Économie : non pas un crash brutal, mais une lente asphyxie
L’économie iranienne était déjà fragilisée bien avant la guerre. En janvier 2026, le rial s’échangeait à un niveau record de 1 500 000 pour un dollar sur le marché parallèle. Rien que sur ce mois, la monnaie a perdu encore près de 5 %, tandis que l’inflation annuelle officielle atteignait 60 % sur la période allant de fin décembre à mi-janvier. Sur l’ensemble de 2025, le rial avait déjà perdu environ la moitié de sa valeur, avec une inflation officielle de 42,5 % en décembre.
Autrement dit, la guerre ne s’est pas abattue sur une économie saine, mais sur un organisme déjà affaibli, entré en 2026 avec des marges de manœuvre extrêmement réduites.
Les chiffres récents accentuent cette impression d’étouffement : à la mi-mars, l’inflation annuelle atteignait 50,6 %. Avant même le conflit, les projections tablaient sur une inflation moyenne de 35 % pour 2026 et une croissance réelle du PIB à peine supérieure à 1 %. La guerre n’a pas créé la crise économique - elle en a fait sauter les derniers amortisseurs.
Surtout, la croissance des dernières années reposait presque exclusivement sur le rebond du secteur pétrolier, malgré les sanctions. Ni diversification, ni modernisation structurelle, ni saut technologique : l’Iran survivait grâce à sa rente énergétique. Dès lors, toute perturbation des exportations de pétrole - qu’elle touche la logistique, l’assurance ou les flux financiers - frappe l’ensemble du système : budget, subventions, importations et stabilité sociale.
Le détroit d’Ormuz : de levier stratégique à piège structurel
Le détroit d’Ormuz n’est pas seulement un passage maritime : c’est le cœur du pouvoir géopolitique iranien. En 2024, environ 20 millions de barils de pétrole y transitaient chaque jour - soit près de 20 % de la consommation mondiale. À cela s’ajoutait environ un cinquième du commerce mondial de gaz naturel liquéfié.
Aujourd’hui, la quasi-paralysie de la navigation dans le détroit ne frappe pas uniquement l’Iran ou ses voisins : elle ébranle l’ensemble des chaînes industrielles asiatiques.
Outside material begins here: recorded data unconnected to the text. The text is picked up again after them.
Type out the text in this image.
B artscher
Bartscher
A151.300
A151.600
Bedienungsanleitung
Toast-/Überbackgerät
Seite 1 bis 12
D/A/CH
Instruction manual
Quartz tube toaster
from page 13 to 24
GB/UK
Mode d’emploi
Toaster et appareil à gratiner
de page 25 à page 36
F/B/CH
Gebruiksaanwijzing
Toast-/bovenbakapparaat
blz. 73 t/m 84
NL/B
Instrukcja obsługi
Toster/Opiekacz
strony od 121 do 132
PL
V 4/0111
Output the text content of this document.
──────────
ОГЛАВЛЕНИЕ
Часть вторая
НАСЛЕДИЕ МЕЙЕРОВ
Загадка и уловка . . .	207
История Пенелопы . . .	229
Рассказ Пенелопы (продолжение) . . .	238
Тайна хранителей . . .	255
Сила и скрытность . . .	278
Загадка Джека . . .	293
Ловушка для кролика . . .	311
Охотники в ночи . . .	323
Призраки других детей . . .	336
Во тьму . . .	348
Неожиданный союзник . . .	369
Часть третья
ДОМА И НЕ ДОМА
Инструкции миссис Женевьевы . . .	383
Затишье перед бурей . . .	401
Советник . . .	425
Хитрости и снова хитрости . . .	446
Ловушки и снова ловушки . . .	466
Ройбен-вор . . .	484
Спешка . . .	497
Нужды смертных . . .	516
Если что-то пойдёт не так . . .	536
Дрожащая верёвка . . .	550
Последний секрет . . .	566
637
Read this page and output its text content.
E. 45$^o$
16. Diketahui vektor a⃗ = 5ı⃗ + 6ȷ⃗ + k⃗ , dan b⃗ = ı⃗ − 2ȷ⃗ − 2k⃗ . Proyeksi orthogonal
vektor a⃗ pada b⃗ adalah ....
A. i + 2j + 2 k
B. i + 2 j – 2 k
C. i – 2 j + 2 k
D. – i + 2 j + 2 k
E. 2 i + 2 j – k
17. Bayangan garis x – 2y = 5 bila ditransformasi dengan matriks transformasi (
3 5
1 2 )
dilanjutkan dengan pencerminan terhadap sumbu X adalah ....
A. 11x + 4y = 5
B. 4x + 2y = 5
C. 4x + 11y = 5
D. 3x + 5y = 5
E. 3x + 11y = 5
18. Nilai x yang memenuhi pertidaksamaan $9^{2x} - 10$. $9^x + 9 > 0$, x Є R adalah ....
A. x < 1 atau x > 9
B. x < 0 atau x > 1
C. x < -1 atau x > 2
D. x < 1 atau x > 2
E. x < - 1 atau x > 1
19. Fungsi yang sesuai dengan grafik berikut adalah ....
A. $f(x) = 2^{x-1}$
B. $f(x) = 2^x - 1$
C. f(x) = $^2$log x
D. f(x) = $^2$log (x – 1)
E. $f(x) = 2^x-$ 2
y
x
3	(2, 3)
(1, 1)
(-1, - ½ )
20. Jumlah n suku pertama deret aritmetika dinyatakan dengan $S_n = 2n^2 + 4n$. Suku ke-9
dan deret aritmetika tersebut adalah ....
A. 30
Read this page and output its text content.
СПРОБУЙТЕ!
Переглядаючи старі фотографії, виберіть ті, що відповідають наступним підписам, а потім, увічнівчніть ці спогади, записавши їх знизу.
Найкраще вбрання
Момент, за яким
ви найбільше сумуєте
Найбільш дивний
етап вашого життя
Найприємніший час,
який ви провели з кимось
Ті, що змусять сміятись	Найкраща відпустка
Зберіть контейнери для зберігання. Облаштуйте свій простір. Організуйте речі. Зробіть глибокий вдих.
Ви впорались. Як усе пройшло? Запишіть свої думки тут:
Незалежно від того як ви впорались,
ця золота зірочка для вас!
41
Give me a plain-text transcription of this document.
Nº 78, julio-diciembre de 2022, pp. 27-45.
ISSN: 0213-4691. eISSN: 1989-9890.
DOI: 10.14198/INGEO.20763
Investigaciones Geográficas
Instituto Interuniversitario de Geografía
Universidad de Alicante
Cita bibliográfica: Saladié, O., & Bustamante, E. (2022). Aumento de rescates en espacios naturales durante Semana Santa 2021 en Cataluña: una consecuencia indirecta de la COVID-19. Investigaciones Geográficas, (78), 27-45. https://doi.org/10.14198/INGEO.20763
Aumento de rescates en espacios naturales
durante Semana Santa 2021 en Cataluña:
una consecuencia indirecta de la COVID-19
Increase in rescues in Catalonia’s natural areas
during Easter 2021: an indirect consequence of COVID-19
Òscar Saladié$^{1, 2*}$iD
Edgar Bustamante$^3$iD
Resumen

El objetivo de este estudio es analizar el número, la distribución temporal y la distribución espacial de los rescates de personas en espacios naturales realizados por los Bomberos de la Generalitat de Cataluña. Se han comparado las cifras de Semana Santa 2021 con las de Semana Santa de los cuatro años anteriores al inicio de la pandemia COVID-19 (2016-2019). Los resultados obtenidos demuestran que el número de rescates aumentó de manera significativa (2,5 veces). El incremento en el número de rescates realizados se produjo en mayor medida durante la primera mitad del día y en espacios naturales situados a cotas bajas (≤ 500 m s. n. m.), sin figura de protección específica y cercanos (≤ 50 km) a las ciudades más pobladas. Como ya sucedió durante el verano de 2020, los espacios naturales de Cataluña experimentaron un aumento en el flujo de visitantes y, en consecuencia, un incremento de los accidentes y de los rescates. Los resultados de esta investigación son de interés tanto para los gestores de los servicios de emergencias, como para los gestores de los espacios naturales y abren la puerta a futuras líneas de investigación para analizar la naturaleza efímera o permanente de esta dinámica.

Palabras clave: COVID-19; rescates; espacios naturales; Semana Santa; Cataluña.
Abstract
Mais pour Téhéran, le choc est encore plus violent. La Chine absorbait plus de 90 % des exportations pétrolières iraniennes en 2025, avec des volumes avoisinant 1,4 million de barils par jour. Cette dépendance, tolérable en temps de paix, devient un piège en temps de guerre : un seul client, une seule route, des circuits logistiques fragiles et des assurances sous pression.
Résultat : la rente pétrolière, pilier de la survie économique sous sanctions, se transforme en facteur de vulnérabilité.
Le marché mondial en donne déjà la mesure. Un mois après le début des frappes, le détroit reste largement bloqué et environ 12 millions de barils par jour d’offre régionale demeurent indisponibles. Le Brent a grimpé jusqu’à 116 dollars le baril en mars, avec une hausse mensuelle proche de 60 %.
L’Iran conserve ainsi une capacité de nuisance énergétique - mais perd celle de la convertir en revenus stables. Il peut encore faire pression sur le marché, mais ne parvient plus à monétiser efficacement cette pression.
Pouvoir à Téhéran : la militarisation comme nouveau centre de gravité
Le basculement interne en Iran dépasse la simple opposition entre modérés et radicaux. Il est structurel.
Après la mort d’Ali Khamenei, le pouvoir a été transmis à Mojtaba Khamenei. Mais si ce dernier hérite de prérogatives considérables, il ne bénéficie pas de l’autorité symbolique de son père. Blessé et absent de la scène publique pendant plusieurs semaines, il incarne un leadership fragilisé dans un système où le symbolique est aussi crucial que l’institutionnel.
Dans ce vide relatif, les Gardiens de la révolution (IRGC) s’imposent comme le véritable centre opérationnel du régime. Anticipant des frappes ciblées contre leur commandement, ils avaient déjà structuré une organisation « en mosaïque », avec des lignes de succession multiples. Ce dispositif a permis de préserver la continuité du commandement malgré les éliminations.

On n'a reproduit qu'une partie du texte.